DeVos' efforts to expand school choice, as a philanthropist and advocate, concentrated for decades on her home state. She and her husband helped found a lauded aviation-focused charter school just outside Grand Rapids. They campaigned for a largely free-market approach to school choice that sees 80 percent of charter schools in Michigan run by for-profit operators, an unusually high figure.
DeVos didn't choose to publicly highlight the city's public schools during her visit, but John Helmholdt, chief spokesman for the Grand Rapids Public Schools, says the 17,000-student district is flying high right now.
"We were losing hundreds of students per year for the past 20 years" to charters, private schools and nearby districts, he says. "Last year was the first in 20 years that we increased enrollment."
And, he adds, there aren't just more students, the students are doing better.
Graduation rates are nearly 50 percent higher than five years ago. "Suspensions are down, test scores are up," he says. "We're feeling the positive momentum."
Helmholdt says they're seeing the fruits of a five-year strategic planning process that began in 2012 when Superintendent Teresa Weatherall Neal assumed her position. "We sat down and said, 'Grand Rapids is losing students. What can we do?' "
Among the innovations at work:
- The district used data mining to target chronic absenteeism, which it says has dropped by 25 percent.
- They created a Parent University to engage parents with programming on job skills and immigration.
- They broadened the options within the system, from a Montessori-based school to International Baccalaureate, dual-language immersion, career-focused "centers of innovation" and community schools that connect families with affordable housing, mental health and health care services.

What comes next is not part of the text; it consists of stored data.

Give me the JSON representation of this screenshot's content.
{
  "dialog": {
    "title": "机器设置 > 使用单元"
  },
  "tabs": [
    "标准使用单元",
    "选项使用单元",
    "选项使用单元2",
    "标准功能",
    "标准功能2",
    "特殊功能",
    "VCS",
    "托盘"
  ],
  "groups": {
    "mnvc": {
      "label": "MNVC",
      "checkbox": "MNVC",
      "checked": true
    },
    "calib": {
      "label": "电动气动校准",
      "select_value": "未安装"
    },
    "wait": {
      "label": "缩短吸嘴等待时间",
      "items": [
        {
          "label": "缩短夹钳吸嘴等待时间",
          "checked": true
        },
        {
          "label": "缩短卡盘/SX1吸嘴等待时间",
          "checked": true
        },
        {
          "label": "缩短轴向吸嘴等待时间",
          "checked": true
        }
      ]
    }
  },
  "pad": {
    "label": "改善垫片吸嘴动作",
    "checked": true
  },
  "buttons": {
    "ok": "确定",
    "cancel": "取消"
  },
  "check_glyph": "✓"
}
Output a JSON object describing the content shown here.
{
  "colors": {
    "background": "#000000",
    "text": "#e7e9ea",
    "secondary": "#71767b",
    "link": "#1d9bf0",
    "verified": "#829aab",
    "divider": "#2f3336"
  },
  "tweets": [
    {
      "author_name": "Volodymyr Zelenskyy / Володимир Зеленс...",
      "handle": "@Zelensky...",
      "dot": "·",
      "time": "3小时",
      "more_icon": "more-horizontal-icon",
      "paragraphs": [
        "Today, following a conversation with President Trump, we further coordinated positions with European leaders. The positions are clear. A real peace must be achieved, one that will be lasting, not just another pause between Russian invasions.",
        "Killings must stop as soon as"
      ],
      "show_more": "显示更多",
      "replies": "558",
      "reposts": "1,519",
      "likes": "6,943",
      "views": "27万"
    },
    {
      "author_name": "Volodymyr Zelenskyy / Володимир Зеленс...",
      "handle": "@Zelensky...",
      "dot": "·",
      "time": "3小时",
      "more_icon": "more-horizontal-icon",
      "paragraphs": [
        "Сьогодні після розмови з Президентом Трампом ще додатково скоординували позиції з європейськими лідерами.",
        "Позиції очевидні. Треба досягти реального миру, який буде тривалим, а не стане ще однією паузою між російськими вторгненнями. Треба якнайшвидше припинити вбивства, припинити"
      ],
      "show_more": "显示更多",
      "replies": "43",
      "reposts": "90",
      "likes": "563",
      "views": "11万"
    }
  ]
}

- And, this past spring, the new Grand Rapids Public Museum School won a $10 million grant from XQ: The Super School Project, chaired by Laurene Powell Jobs. The school, which is expanding to serve grades six through 12, operates downtown at the public museum and features "curriculum and instruction that incorporates the city and its institutions into day-to-day learning," says Helmholdt.
The money is great, but even better, he says, is the vote of confidence that comes from winning the prize. The school has received 200 applications for its 60 seats.
"The Museum School got so much hype, the excitement has really restored faith in Grand Rapids Public Schools," Helmholdt says. "There was a time when people saw this community as a liability. Now we have huge competition for these seats."